Claudio Magris afirma que la verdadera pureza reside en la nada. Es una buena e indiscutible sentencia. Vivimos un momento en que vamos camino de ella, de la nada, a fuerza de parecer tan puros. El eurodiputado Pablo Iglesias es uno de los bastiones de la nada, digo de la pureza. Me sorprende su castidad cuando habla de la casta, su imagen cuidada al milímetro cuando critica la hipocresía de otros (la obsesión por la imagen, en definitiva, es una forma de hipocresía), su descortesía y, sobre todas las cosas, me sorprende del eurodiputado Iglesias y de su grupo Podemos su determinación de redimirnos, limpiarnos, purificarnos. No nos dice cómo lo va a hacer. Solo que seremos nosotros quienes decidamos. Es el despotismo ilustrado, pero al revés: todo para el pueblo pero con el pueblo. Lo malo es que la inversión del sintagma obvia algunos detalles, el principal es que solo ellos se consideran el pueblo. Los demás son otra cosa.

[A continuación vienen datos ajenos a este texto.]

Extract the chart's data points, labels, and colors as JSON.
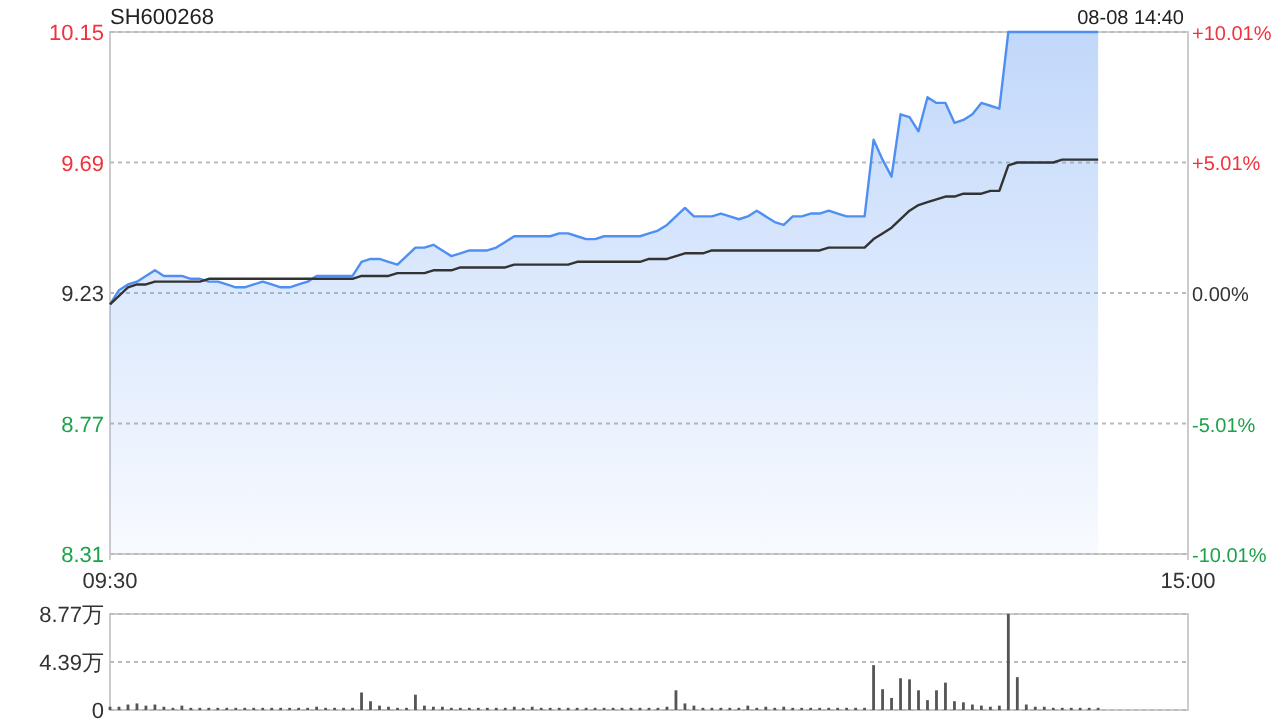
{
  "chart_data": [
    {
      "type": "area",
      "title": "SH600268",
      "annotations": [
        "08-08 14:40"
      ],
      "grid": "y",
      "categories": [
        "09:30",
        null,
        null,
        null,
        null,
        null,
        null,
        null,
        null,
        null,
        null,
        null,
        null,
        null,
        null,
        null,
        null,
        null,
        null,
        null,
        null,
        null,
        null,
        null,
        null,
        null,
        null,
        null,
        null,
        null,
        null,
        null,
        null,
        null,
        null,
        null,
        null,
        null,
        null,
        null,
        null,
        null,
        null,
        null,
        null,
        null,
        null,
        null,
        null,
        null,
        null,
        null,
        null,
        null,
        null,
        null,
        null,
        null,
        null,
        null,
        null,
        null,
        null,
        null,
        null,
        null,
        null,
        null,
        null,
        null,
        null,
        null,
        null,
        null,
        null,
        null,
        null,
        null,
        null,
        null,
        null,
        null,
        null,
        null,
        null,
        null,
        null,
        null,
        null,
        null,
        null,
        null,
        null,
        null,
        null,
        null,
        null,
        null,
        null,
        null,
        null,
        null,
        null,
        null,
        null,
        null,
        null,
        null,
        null,
        null,
        null,
        null,
        null,
        null,
        null,
        null,
        null,
        null,
        null,
        null,
        "15:00"
      ],
      "ylim": [
        8.31,
        10.15
      ],
      "yticks": [
        8.31,
        8.77,
        9.23,
        9.69,
        10.15
      ],
      "y2lim": [
        -10.01,
        10.01
      ],
      "y2ticks": [
        {
          "value": -10.01,
          "label": "-10.01%"
        },
        {
          "value": -5.01,
          "label": "-5.01%"
        },
        {
          "value": 0,
          "label": "0.00%"
        },
        {
          "value": 5.01,
          "label": "+5.01%"
        },
        {
          "value": 10.01,
          "label": "+10.01%"
        }
      ],
      "series": [
        {
          "color": "#4f8ff2",
          "values": [
            9.19,
            9.24,
            9.26,
            9.27,
            9.29,
            9.31,
            9.29,
            9.29,
            9.29,
            9.28,
            9.28,
            9.27,
            9.27,
            9.26,
            9.25,
            9.25,
            9.26,
            9.27,
            9.26,
            9.25,
            9.25,
            9.26,
            9.27,
            9.29,
            9.29,
            9.29,
            9.29,
            9.29,
            9.34,
            9.35,
            9.35,
            9.34,
            9.33,
            9.36,
            9.39,
            9.39,
            9.4,
            9.38,
            9.36,
            9.37,
            9.38,
            9.38,
            9.38,
            9.39,
            9.41,
            9.43,
            9.43,
            9.43,
            9.43,
            9.43,
            9.44,
            9.44,
            9.43,
            9.42,
            9.42,
            9.43,
            9.43,
            9.43,
            9.43,
            9.43,
            9.44,
            9.45,
            9.47,
            9.5,
            9.53,
            9.5,
            9.5,
            9.5,
            9.51,
            9.5,
            9.49,
            9.5,
            9.52,
            9.5,
            9.48,
            9.47,
            9.5,
            9.5,
            9.51,
            9.51,
            9.52,
            9.51,
            9.5,
            9.5,
            9.5,
            9.77,
            9.7,
            9.64,
            9.86,
            9.85,
            9.8,
            9.92,
            9.9,
            9.9,
            9.83,
            9.84,
            9.86,
            9.9,
            9.89,
            9.88,
            10.15,
            10.15,
            10.15,
            10.15,
            10.15,
            10.15,
            10.15,
            10.15,
            10.15,
            10.15,
            10.15,
            null,
            null,
            null,
            null,
            null,
            null,
            null,
            null,
            null,
            null
          ]
        },
        {
          "type": "line",
          "color": "#333333",
          "values": [
            9.19,
            9.22,
            9.25,
            9.26,
            9.26,
            9.27,
            9.27,
            9.27,
            9.27,
            9.27,
            9.27,
            9.28,
            9.28,
            9.28,
            9.28,
            9.28,
            9.28,
            9.28,
            9.28,
            9.28,
            9.28,
            9.28,
            9.28,
            9.28,
            9.28,
            9.28,
            9.28,
            9.28,
            9.29,
            9.29,
            9.29,
            9.29,
            9.3,
            9.3,
            9.3,
            9.3,
            9.31,
            9.31,
            9.31,
            9.32,
            9.32,
            9.32,
            9.32,
            9.32,
            9.32,
            9.33,
            9.33,
            9.33,
            9.33,
            9.33,
            9.33,
            9.33,
            9.34,
            9.34,
            9.34,
            9.34,
            9.34,
            9.34,
            9.34,
            9.34,
            9.35,
            9.35,
            9.35,
            9.36,
            9.37,
            9.37,
            9.37,
            9.38,
            9.38,
            9.38,
            9.38,
            9.38,
            9.38,
            9.38,
            9.38,
            9.38,
            9.38,
            9.38,
            9.38,
            9.38,
            9.39,
            9.39,
            9.39,
            9.39,
            9.39,
            9.42,
            9.44,
            9.46,
            9.49,
            9.52,
            9.54,
            9.55,
            9.56,
            9.57,
            9.57,
            9.58,
            9.58,
            9.58,
            9.59,
            9.59,
            9.68,
            9.69,
            9.69,
            9.69,
            9.69,
            9.69,
            9.7,
            9.7,
            9.7,
            9.7,
            9.7,
            null,
            null,
            null,
            null,
            null,
            null,
            null,
            null,
            null,
            null
          ]
        }
      ]
    },
    {
      "type": "bar",
      "grid": "y",
      "categories": [
        null,
        null,
        null,
        null,
        null,
        null,
        null,
        null,
        null,
        null,
        null,
        null,
        null,
        null,
        null,
        null,
        null,
        null,
        null,
        null,
        null,
        null,
        null,
        null,
        null,
        null,
        null,
        null,
        null,
        null,
        null,
        null,
        null,
        null,
        null,
        null,
        null,
        null,
        null,
        null,
        null,
        null,
        null,
        null,
        null,
        null,
        null,
        null,
        null,
        null,
        null,
        null,
        null,
        null,
        null,
        null,
        null,
        null,
        null,
        null,
        null,
        null,
        null,
        null,
        null,
        null,
        null,
        null,
        null,
        null,
        null,
        null,
        null,
        null,
        null,
        null,
        null,
        null,
        null,
        null,
        null,
        null,
        null,
        null,
        null,
        null,
        null,
        null,
        null,
        null,
        null,
        null,
        null,
        null,
        null,
        null,
        null,
        null,
        null,
        null,
        null,
        null,
        null,
        null,
        null,
        null,
        null,
        null,
        null,
        null,
        null,
        null,
        null,
        null,
        null,
        null,
        null,
        null,
        null,
        null,
        null
      ],
      "ylim": [
        0,
        8.77
      ],
      "yticks": [
        {
          "value": 0,
          "label": "0"
        },
        {
          "value": 4.39,
          "label": "4.39万"
        },
        {
          "value": 8.77,
          "label": "8.77万"
        }
      ],
      "series": [
        {
          "color": "#555555",
          "values": [
            0.3,
            0.3,
            0.5,
            0.6,
            0.4,
            0.5,
            0.3,
            0.2,
            0.4,
            0.2,
            0.2,
            0.2,
            0.2,
            0.2,
            0.2,
            0.2,
            0.2,
            0.2,
            0.2,
            0.2,
            0.2,
            0.2,
            0.2,
            0.3,
            0.2,
            0.2,
            0.2,
            0.2,
            1.6,
            0.8,
            0.4,
            0.3,
            0.2,
            0.2,
            1.4,
            0.4,
            0.3,
            0.3,
            0.2,
            0.2,
            0.2,
            0.2,
            0.2,
            0.2,
            0.2,
            0.3,
            0.2,
            0.3,
            0.2,
            0.2,
            0.2,
            0.2,
            0.2,
            0.2,
            0.2,
            0.2,
            0.2,
            0.2,
            0.2,
            0.2,
            0.2,
            0.2,
            0.3,
            1.8,
            0.6,
            0.4,
            0.2,
            0.2,
            0.2,
            0.2,
            0.2,
            0.4,
            0.2,
            0.3,
            0.2,
            0.3,
            0.2,
            0.2,
            0.2,
            0.2,
            0.2,
            0.2,
            0.2,
            0.2,
            0.2,
            4.1,
            1.9,
            1.1,
            2.9,
            2.8,
            1.8,
            0.9,
            1.8,
            2.5,
            0.8,
            0.7,
            0.5,
            0.4,
            0.3,
            0.4,
            8.77,
            3.0,
            0.5,
            0.3,
            0.3,
            0.2,
            0.2,
            0.2,
            0.2,
            0.2,
            0.2,
            null,
            null,
            null,
            null,
            null,
            null,
            null,
            null,
            null,
            null
          ]
        }
      ]
    }
  ]
}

O casta; o alienados (el hombre vive alienado, pero antes de alienarse fue libre, escribió Sartre, que era más de izquierdas que Iglesias); o «fachas», que en la jerga política de nuestra Galispaña se identifica con cualquiera que no piense como ellos. Fachas, él lo dijo hace tiempo, y no conviene olvidarlo: «Disculpas por no romper la cara a todos los fachas con los que discuto en la televisión». Es la pureza en grado supino. El camino hacia la nada.